Friedrich Nietzsche , Ainsi parlait Zarathoustra, Prologue



Ceux qui rêvent éveillés ont conscience de mille choses qui échappent à ceux qui ne rêvent qu'endormis. »


E.A. Poe , Histoires grotesques et sérieuses, « Eleonora »





J'ai passé, depuis l'enfance, un nombre incalculable d'heures à triturer stylos, crayons et pinceaux, tentant de saisir mes rêves et visions et de les retranscrire sur une feuille.

Les marges noircies à l'école se sont finalement déplacées sur la page entière, et chemin faisant, j'ai découvert d'autres médiums, de nouveaux matériaux et un champ élargi de possibles, par le volume, la transparence, les médias numériques - des synesthésies qui métamorphosent l'œuvre en un spectacle vivant.

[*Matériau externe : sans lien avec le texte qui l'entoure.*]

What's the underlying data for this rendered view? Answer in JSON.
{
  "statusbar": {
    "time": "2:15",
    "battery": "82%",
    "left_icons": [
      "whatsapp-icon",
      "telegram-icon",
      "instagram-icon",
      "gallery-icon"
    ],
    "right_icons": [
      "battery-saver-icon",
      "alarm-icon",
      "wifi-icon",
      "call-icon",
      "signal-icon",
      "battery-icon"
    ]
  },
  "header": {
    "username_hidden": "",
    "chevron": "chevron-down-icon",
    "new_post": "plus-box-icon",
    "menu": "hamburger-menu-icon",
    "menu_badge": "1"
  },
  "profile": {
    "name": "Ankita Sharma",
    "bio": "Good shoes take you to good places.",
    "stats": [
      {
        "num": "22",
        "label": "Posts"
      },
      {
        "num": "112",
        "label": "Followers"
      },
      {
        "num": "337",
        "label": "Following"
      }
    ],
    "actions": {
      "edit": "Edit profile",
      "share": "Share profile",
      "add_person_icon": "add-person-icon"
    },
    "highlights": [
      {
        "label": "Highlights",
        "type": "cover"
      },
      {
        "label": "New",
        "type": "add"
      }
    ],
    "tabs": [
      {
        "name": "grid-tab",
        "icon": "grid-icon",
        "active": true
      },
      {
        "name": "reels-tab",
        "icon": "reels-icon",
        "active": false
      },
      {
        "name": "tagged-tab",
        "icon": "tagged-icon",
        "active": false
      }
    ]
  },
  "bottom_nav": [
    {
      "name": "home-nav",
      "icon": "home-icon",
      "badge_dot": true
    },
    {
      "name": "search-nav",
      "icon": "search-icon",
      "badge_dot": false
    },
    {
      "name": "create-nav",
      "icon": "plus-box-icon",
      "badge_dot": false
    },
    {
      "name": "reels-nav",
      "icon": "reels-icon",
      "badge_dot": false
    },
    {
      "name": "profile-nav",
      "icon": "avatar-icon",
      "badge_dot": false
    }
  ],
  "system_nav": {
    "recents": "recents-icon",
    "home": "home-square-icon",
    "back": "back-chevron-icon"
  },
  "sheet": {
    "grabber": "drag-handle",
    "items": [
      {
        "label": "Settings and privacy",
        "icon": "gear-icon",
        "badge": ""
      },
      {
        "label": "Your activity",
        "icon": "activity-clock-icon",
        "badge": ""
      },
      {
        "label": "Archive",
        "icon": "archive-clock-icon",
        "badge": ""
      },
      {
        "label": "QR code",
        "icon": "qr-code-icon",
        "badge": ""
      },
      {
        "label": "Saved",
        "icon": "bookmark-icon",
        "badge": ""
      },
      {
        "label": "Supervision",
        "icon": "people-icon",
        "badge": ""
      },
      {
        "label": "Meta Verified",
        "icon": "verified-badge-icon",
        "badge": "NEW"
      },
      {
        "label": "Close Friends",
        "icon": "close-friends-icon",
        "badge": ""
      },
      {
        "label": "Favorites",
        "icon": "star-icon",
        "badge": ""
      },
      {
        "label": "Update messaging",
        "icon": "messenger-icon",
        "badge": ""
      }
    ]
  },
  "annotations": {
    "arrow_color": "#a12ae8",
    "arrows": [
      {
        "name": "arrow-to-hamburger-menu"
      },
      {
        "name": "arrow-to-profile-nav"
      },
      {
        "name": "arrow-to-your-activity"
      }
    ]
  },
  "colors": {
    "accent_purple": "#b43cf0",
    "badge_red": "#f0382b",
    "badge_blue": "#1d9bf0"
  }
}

Quand je peins, le temps s'arrête ; les heures coulent et les couleurs aussi. Je respire, je cueille du hasard, je prie - un monde s'ouvre.

L'œil-Voyant dicte le chemin du cœur à la main, c'est un voyage semé de doutes, de silhouettes multiples et d'auras heureuses. C'est une envie, un élan, un besoin, un travail, une prière.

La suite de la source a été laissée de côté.